Namibia busca alrededor de USD 250 millones para descarbonización industrial y vincula esa financiación con una condición de procesamiento local para los minerales críticos. Tras ser seleccionada para un programa mundial de USD 1.000 millones destinado a industrias difíciles de descarbonizar, el gobierno subrayó que el litio y las tierras raras deben procesarse dentro del país y no exportarse únicamente como materia prima. La prueba comercial será financiar capacidad de transformación bajo esas condiciones, no solo extracción.

Marruecos y Angola muestran otros dos canales de capital. La operadora hospitalaria marroquí AKDITAL abrirá 15% de su holding internacional a Arab Invest, de Arabia Saudita, mientras Saham Bank lanzó un programa de transformación por MAD 500 millones. Angola se aproxima a una inflación de un dígito y comenzó a bajar las tasas, mientras el Corredor de Lobito mantiene al país en el centro de la logística del cobre y el cobalto de la República Democrática del Congo y Zambia. Las recientes conversaciones navales entre Estados Unidos y Angola no produjeron compras ni acuerdos de equipamiento firmados.

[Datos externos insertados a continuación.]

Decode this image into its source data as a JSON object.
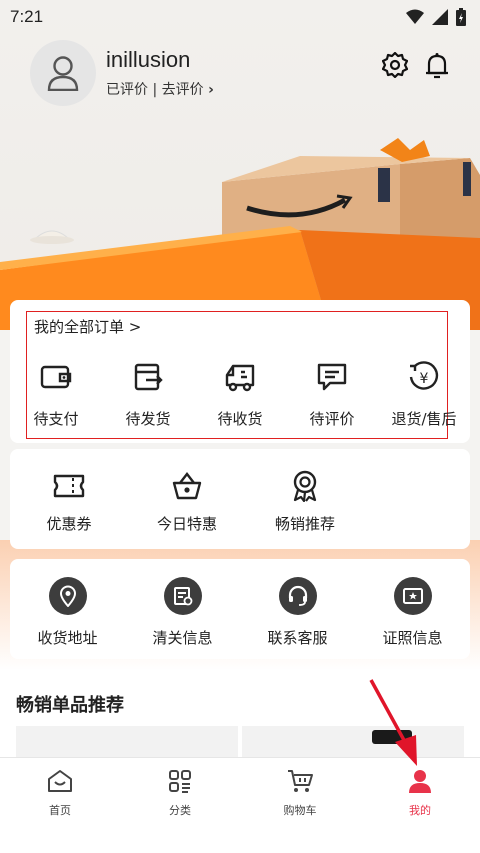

Burkina Faso aporta el contrapunto fiscal. Su gobierno presupuestó CFA 117.000 millones, unos USD 190 millones, para un memorial a Thomas Sankara, presidente asesinado en 1987 y recordado por defender la autosuficiencia y la austeridad. El gasto excede así lo cultural: para una administración militar que invoca su legado, también constituye una gran decisión de finanzas públicas y una reivindicación de legitimidad política.

El hilo común no es un único ciclo de inversión continental, sino intentos de decidir qué se cotiza, financia, procesa o retiene localmente. Las próximas pruebas serán concretas: calendario y estructura para NNPC, otros ZAR 9.000 millones para SA-H2, plantas namibias financiables, ejecución de las operaciones marroquíes y rendición pública del presupuesto burkinés. Hasta entonces, las cifras miden ambición y posiciones negociadoras más que una transformación económica concluida.